The suffering caused is so bloody unnecessary. In the case of mental health staff, managers should be doing everything they can to ensure their policies are fit for purpose and their staff can access the same quick and responsive testing as staff in ‘acute’ settings. They have a duty of care. In the case of Leicester, local authorities just need to continue to pressure the government and push the principle – backed by the majority of medical bodies – that track and tracing will only work if the resources are devolved, so that local knowledge, networks and all-important relationships can be exploited to the full.

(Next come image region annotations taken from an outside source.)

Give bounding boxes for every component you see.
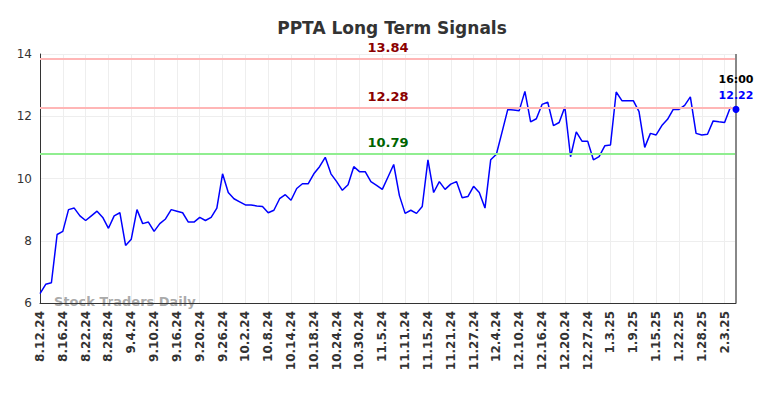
svg-text:10.8.24: 10.8.24 bbox=[261, 311, 275, 362]
svg-text:1.22.25: 1.22.25 bbox=[672, 311, 686, 362]
svg-text:PPTA Long Term Signals: PPTA Long Term Signals bbox=[277, 18, 507, 38]
svg-text:10.14.24: 10.14.24 bbox=[284, 311, 298, 370]
svg-text:10.2.24: 10.2.24 bbox=[238, 311, 252, 362]
svg-text:8.28.24: 8.28.24 bbox=[101, 311, 115, 362]
svg-text:11.21.24: 11.21.24 bbox=[444, 311, 458, 370]
svg-text:9.16.24: 9.16.24 bbox=[170, 311, 184, 362]
svg-text:8.16.24: 8.16.24 bbox=[56, 311, 70, 362]
svg-text:11.11.24: 11.11.24 bbox=[398, 311, 412, 370]
svg-text:10.79: 10.79 bbox=[367, 135, 408, 150]
svg-text:10.18.24: 10.18.24 bbox=[307, 311, 321, 370]
svg-text:12.20.24: 12.20.24 bbox=[558, 311, 572, 370]
svg-text:1.15.25: 1.15.25 bbox=[649, 311, 663, 362]
svg-text:6: 6 bbox=[24, 296, 32, 310]
svg-text:12.4.24: 12.4.24 bbox=[489, 311, 503, 362]
svg-text:1.9.25: 1.9.25 bbox=[626, 311, 640, 354]
svg-text:8.12.24: 8.12.24 bbox=[33, 311, 47, 362]
svg-text:10: 10 bbox=[17, 172, 32, 186]
svg-text:11.15.24: 11.15.24 bbox=[421, 311, 435, 370]
svg-text:2.3.25: 2.3.25 bbox=[718, 311, 732, 354]
svg-text:12.28: 12.28 bbox=[367, 89, 408, 104]
svg-text:12.16.24: 12.16.24 bbox=[535, 311, 549, 370]
svg-text:14: 14 bbox=[17, 47, 32, 61]
svg-text:10.24.24: 10.24.24 bbox=[330, 311, 344, 370]
svg-text:Stock Traders Daily: Stock Traders Daily bbox=[54, 294, 196, 309]
svg-text:9.20.24: 9.20.24 bbox=[193, 311, 207, 362]
svg-text:8.22.24: 8.22.24 bbox=[79, 311, 93, 362]
svg-text:8: 8 bbox=[24, 234, 32, 248]
svg-text:13.84: 13.84 bbox=[367, 40, 408, 55]
svg-text:1.3.25: 1.3.25 bbox=[603, 311, 617, 354]
svg-text:12: 12 bbox=[17, 109, 32, 123]
svg-text:10.30.24: 10.30.24 bbox=[352, 311, 366, 370]
svg-text:11.5.24: 11.5.24 bbox=[375, 311, 389, 362]
svg-text:9.26.24: 9.26.24 bbox=[216, 311, 230, 362]
svg-text:16:00: 16:00 bbox=[718, 73, 753, 86]
svg-text:12.22: 12.22 bbox=[719, 89, 754, 102]
svg-text:11.27.24: 11.27.24 bbox=[467, 311, 481, 370]
svg-text:12.27.24: 12.27.24 bbox=[581, 311, 595, 370]
svg-text:9.10.24: 9.10.24 bbox=[147, 311, 161, 362]
svg-text:9.4.24: 9.4.24 bbox=[124, 311, 138, 354]
svg-text:12.10.24: 12.10.24 bbox=[512, 311, 526, 370]
svg-text:1.28.25: 1.28.25 bbox=[695, 311, 709, 362]
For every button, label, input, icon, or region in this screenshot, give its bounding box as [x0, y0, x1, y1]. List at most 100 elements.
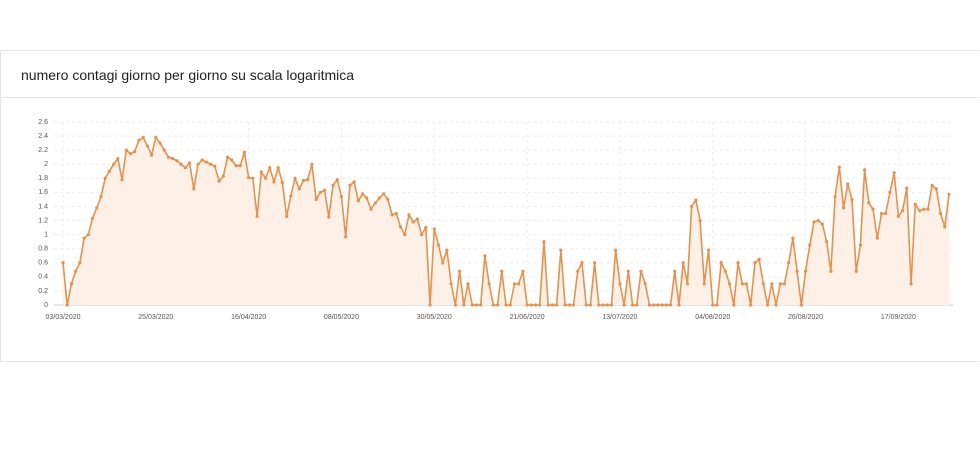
point — [432, 227, 436, 231]
point — [829, 269, 833, 273]
point — [711, 303, 715, 307]
point — [715, 303, 719, 307]
point — [107, 169, 112, 173]
point — [900, 209, 905, 213]
point — [331, 183, 335, 187]
x-tick-label: 03/03/2020 — [45, 314, 80, 321]
point — [120, 178, 124, 182]
y-tick-label: 0.2 — [38, 288, 48, 295]
point — [65, 303, 69, 307]
point — [728, 282, 732, 286]
point — [179, 162, 183, 166]
point — [394, 211, 398, 216]
point — [327, 215, 331, 219]
point — [820, 222, 825, 226]
point — [546, 303, 550, 307]
point — [424, 225, 428, 230]
point — [352, 180, 356, 184]
point — [614, 248, 618, 252]
point — [310, 162, 314, 166]
point — [816, 218, 820, 223]
point — [247, 176, 251, 180]
y-tick-label: 1.8 — [38, 175, 48, 182]
y-tick-label: 2 — [44, 161, 48, 168]
point — [166, 155, 171, 159]
point — [90, 216, 95, 221]
point — [99, 195, 103, 199]
point — [571, 303, 576, 307]
point — [837, 165, 841, 169]
point — [926, 207, 930, 211]
point — [390, 213, 394, 217]
point — [702, 282, 706, 286]
point — [192, 187, 196, 191]
point — [787, 261, 791, 265]
point — [403, 233, 407, 237]
x-tick-label: 30/05/2020 — [417, 314, 452, 321]
point — [635, 303, 639, 307]
point — [508, 303, 512, 307]
point — [204, 160, 209, 164]
point — [732, 303, 736, 307]
point — [922, 207, 926, 211]
point — [698, 218, 702, 223]
point — [145, 144, 149, 148]
point — [723, 269, 727, 273]
y-tick-label: 1.2 — [38, 217, 48, 224]
point — [529, 303, 533, 307]
point — [597, 303, 601, 307]
x-tick-label: 17/09/2020 — [881, 314, 916, 321]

Thanks for this Penny. Thoughts go out to anyone working in the public sector these days, but the problems are particularly acute here. There is callous indifference and incompetence in equal measure. You can add hypocrisy. Some 331 Conservative MPs opposed a motion that would have led to weekly testing of NHS workers and care staff last week.
Labour leader Sir Keir Starmer, alongside Dr Rosena Allin-Khan, Jon Ashworth and Liz Kendall brought a motion to Parliament calling on greater protective measures to be rolled out in the health system.
But it was voted down by more than 300 MPs, including Jeremy Hunt who had called for a weekly testing himself on the same day.